My grandmother has been agitating for us to come back out and visit again this year. As you well know, flying has become out of the question, so I spent a bit of time crunching the numbers on both driving and taking Amtrak. Surprisingly, Amtrak is a fairly competitive way to travel.
For comparison’s sake, let’s toss in the cost of airfare. Since Liam is way past the “infant in arms” stage (in terms of age, size, and general squirminess), we’d have to buy three plane tickets. Delta sells round-trip tickets at $441 a pop for a total of around $1325 for all three of us. We’d also have to pay to park our car for $7/day for around 10 days and buy food for at least 4 meals. The total cost of flying with all of the particulars ends up in the $1475 range, but you’re only spending a total of 7-8 hours each way.
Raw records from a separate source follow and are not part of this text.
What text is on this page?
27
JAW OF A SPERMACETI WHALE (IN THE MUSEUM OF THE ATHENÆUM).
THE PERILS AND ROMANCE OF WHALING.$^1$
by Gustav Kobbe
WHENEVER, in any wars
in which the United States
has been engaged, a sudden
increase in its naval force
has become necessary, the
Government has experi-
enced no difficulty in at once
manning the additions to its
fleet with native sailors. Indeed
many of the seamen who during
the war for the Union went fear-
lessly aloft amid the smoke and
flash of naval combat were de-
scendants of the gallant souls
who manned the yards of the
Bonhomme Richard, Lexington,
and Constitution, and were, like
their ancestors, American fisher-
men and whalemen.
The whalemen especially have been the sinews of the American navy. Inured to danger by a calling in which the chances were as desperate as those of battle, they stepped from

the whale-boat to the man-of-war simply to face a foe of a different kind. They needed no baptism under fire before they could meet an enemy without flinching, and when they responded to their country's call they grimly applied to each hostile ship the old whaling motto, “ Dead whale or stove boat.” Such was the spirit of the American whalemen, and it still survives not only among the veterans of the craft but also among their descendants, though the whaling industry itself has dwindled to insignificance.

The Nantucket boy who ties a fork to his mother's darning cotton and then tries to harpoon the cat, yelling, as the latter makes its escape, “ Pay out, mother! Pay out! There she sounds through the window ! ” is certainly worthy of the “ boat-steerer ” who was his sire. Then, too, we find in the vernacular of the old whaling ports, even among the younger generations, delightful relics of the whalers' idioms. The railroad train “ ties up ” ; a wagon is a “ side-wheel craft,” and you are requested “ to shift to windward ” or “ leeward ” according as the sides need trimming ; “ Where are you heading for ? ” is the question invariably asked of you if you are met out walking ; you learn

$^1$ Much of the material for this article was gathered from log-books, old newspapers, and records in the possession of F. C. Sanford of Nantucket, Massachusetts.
Google estimates the drive at around 1840 miles. That puts us at around 71 gallons each way which at a cost of $3.30/gal (estimating high) comes in at around $235 for gas. Factoring in three hotel stays and food, a round trip should be in the $1900 area and take around 3 days each way, though a die-hard road warrior may be able to do it in 2.
So how does Amtrak compare? The tickets themselves are pretty cheap ($780!), but that’s just seats. If we’re going to be on a train for a few days, you can bet your sweet bippy we’d be getting a room. That jumps up to a staggering $2400+ and three solid days of travel. That sounds terrible until you start factoring in a few particulars. For one, meals are included, so there’s no extra cost there. There’s also 4-5 hours between trains in both Chicago and Washington DC, so those are some fun excursions to take along the way. In addition to this, I can telecommute by tethering with my phone, so I’m actually earning around 40% of the total cost of the trip. Once you factor all of these in, Amtrak becomes about the same cost as flying, just with no TSA agents manhandling my bits and some extra stops in cities I wouldn’t mind visiting for a few hours.
Granted, not everyone can telecommute. You might drive faster, get better mileage, accept cheaper hotels and food, and not care about the extra stops. That said, I think Amtrak is actually making a pretty good case. They’ve also got some stellar deals for folks who want to tour the country. If you want to travel and don’t want to fly, consider taking the train.